Liselotte Schut volgde van 1980 -1986 de kunst opleiding aan de Rietveld Academie in Amsterdam. Ze slaagde in 1986 voor zwart/wit fotografie, mode modeltekenen en vrij schilderen.
In de eerste periode na de kunstacademie werkte ze vooral met papier, lapjes stof, zand, lijm, pigment en acrylverf op linnen. Tijdens het werken doemden de ‘oerbeelden’ (veelal lang gerekte figuren) op uit de materie van papier en kleur. Door de opeenstapeling van materialen groeien haar schilderijen soms uit tot werken met letterlijk veel diepgang.
Inhoudelijk gaan de doeken in deze periode over de twee kanten van het leven:bewust – onbewust, cultuur – passie, jeugd – ouderdom, dood – leven. In deze periode wordt ze opgenomen in de groep:”Honderd jonge kunstenaars, veel belovend talent”.
In 1996 start ze een serie schilderijen die ze de ‘klein koppen serie” noemt. Ze zegt daarover: “Het betreft een onderzoek naar kleur en materie waarbij de vorm uiteraard niet zomaar gekozen is. Integendeel, kleur, materie en lijn moeten de vorm kracht geven. Voorlopig is de koppen-serie er één zonder vooropgezet plan,, gewoon een avontuur dat gestart is. Waar het stopt en wat het geven of ontnemen zal: “je kunt het niet weten”.
De serie zet zich voort in een reeks schilderijen waarbij de thema’s van weleer gekoppeld zijn aan de bevindingen opgedaan in de klein koppen serie.
– Er wordt gekozen-
Het materiaal is overwegend pigment waaraan andere materialen zoals eerder genoemd, heel summier zijn toegevoegd. Dragers zijn doek, papier en hout in alle maten.
In 2004 wordt een nieuw experiment gestart. Zandfoto’s worden op doek gedrukt en in de gedrukte foto wordt geschilderd. Veelal koppen. Fotografie en koppen schilderkunst komen samen.
In 2005 is er naast het bovenstaande experiment een nieuw project gestart. Dit doet ze samen met Bart van Rosmalen (componist) in het Walter Maashuis. Het was de bedoeling na te gaan of er een wezenlijke ontmoeting tussen muziek en beeldende kunst mogelijk is. Het wordt een inspirerend project.
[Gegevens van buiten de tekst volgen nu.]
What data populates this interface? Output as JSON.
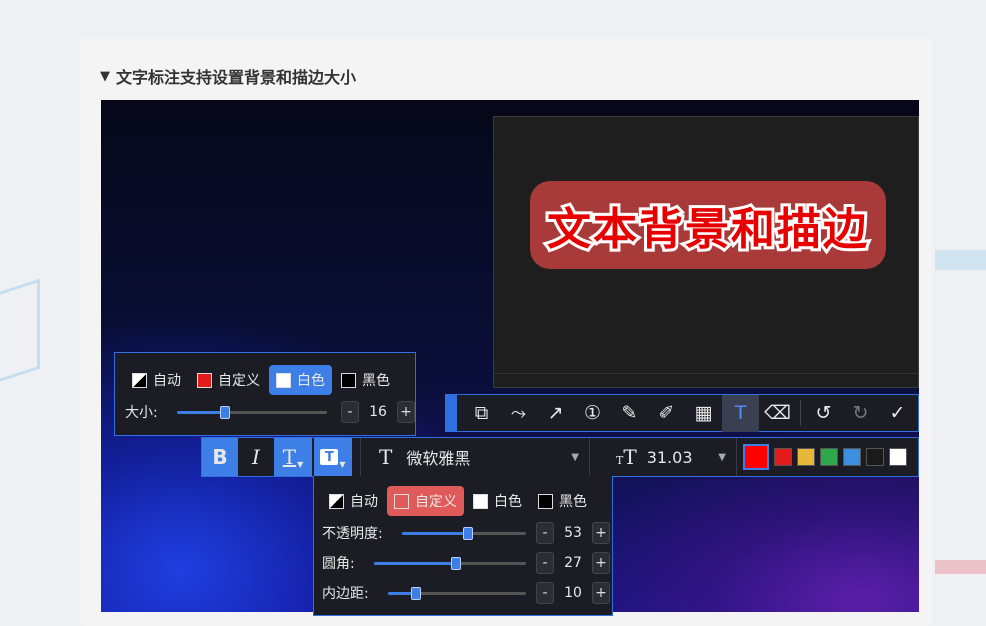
{
  "section": {
    "title": "文字标注支持设置背景和描边大小",
    "toggle_glyph": "▼"
  },
  "preview": {
    "text": "文本背景和描边",
    "text_color": "#e60000",
    "background_color": "#a83a3a",
    "stroke_color": "#ffffff"
  },
  "stroke_panel": {
    "options": [
      {
        "label": "自动",
        "swatch": "auto",
        "active": false
      },
      {
        "label": "自定义",
        "swatch": "#e31b1b",
        "active": false
      },
      {
        "label": "白色",
        "swatch": "#ffffff",
        "active": true
      },
      {
        "label": "黑色",
        "swatch": "#000000",
        "active": false
      }
    ],
    "size_label": "大小:",
    "size_value": "16",
    "size_fraction": 0.32,
    "minus": "-",
    "plus": "+"
  },
  "toolbar": {
    "tools": [
      {
        "name": "shape-tool-icon",
        "glyph": "⧉"
      },
      {
        "name": "curve-tool-icon",
        "glyph": "⤳"
      },
      {
        "name": "arrow-tool-icon",
        "glyph": "↗"
      },
      {
        "name": "number-marker-icon",
        "glyph": "①"
      },
      {
        "name": "pencil-icon",
        "glyph": "✎"
      },
      {
        "name": "highlighter-icon",
        "glyph": "✐"
      },
      {
        "name": "mosaic-icon",
        "glyph": "▦"
      },
      {
        "name": "text-tool-icon",
        "glyph": "T",
        "active": true
      },
      {
        "name": "eraser-icon",
        "glyph": "⌫"
      }
    ],
    "undo_glyph": "↺",
    "redo_glyph": "↻",
    "confirm_glyph": "✓"
  },
  "format_bar": {
    "bold": "B",
    "italic": "I",
    "stroke_glyph": "T",
    "background_glyph": "T",
    "font_glyph": "T",
    "font_name": "微软雅黑",
    "size_glyph_small": "T",
    "size_glyph_big": "T",
    "font_size": "31.03",
    "current_color": "#ff0000",
    "palette": [
      "#e31b1b",
      "#e6b83a",
      "#2ea84a",
      "#3d8fe0",
      "#1a1a1a",
      "#ffffff"
    ]
  },
  "background_panel": {
    "options": [
      {
        "label": "自动",
        "swatch": "auto",
        "active": false
      },
      {
        "label": "自定义",
        "swatch": "#e05a5a",
        "active": true
      },
      {
        "label": "白色",
        "swatch": "#ffffff",
        "active": false
      },
      {
        "label": "黑色",
        "swatch": "#000000",
        "active": false
      }
    ],
    "opacity_label": "不透明度:",
    "opacity_value": "53",
    "opacity_fraction": 0.53,
    "radius_label": "圆角:",
    "radius_value": "27",
    "radius_fraction": 0.54,
    "padding_label": "内边距:",
    "padding_value": "10",
    "padding_fraction": 0.2,
    "minus": "-",
    "plus": "+"
  }
}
De kunstenaars besluiten tot optreden (en tot het geven van workshops). Het beeldend werk steunt op de kennis die eerder is opgedaan rond kleur,vorm en techniek. Het ontmoeten is een ‘samen- spelen’, een verbindend gesprek.
Vanaf 2010 raken de Connecting Conversations en de overschilderingen op de achtergrond. Verstilling is het centrale thema. De tijd heeft zichzelf ingehaald en de thema’s van weleer staan niet meer tegenover elkaar maar zijn in elkaar opgenomen. Taal, fotografie , schilderen en tekenen zijn de middelen om de gedachten vorm te geven. Inspiratie bron is de natuur waarin de cyclus van leven zo duidelijk te zien is. Een eerste bundeltje (poëzie en beeld) is ontstaan (2019) ook daarnaast ontstaat de reeks schilderingen-met-taal.
De periode na 2020 wordt gekenmerkt door de ontdekking van grafiek. Vooral de lijnvoering in de droge naald fascineert. De rafelige groeiranden komen samen met de continue schriftuur uit de academietijd. Het Grafisch Atelier in Haarlem waar Paul van Marissing zijn kennis rond litho, droge naald, zeefdruk en linodruk deelt, speelt daarbij een centrale rol.
Ze heeft een plaats gekregen in collecties in binnen- en buitenland.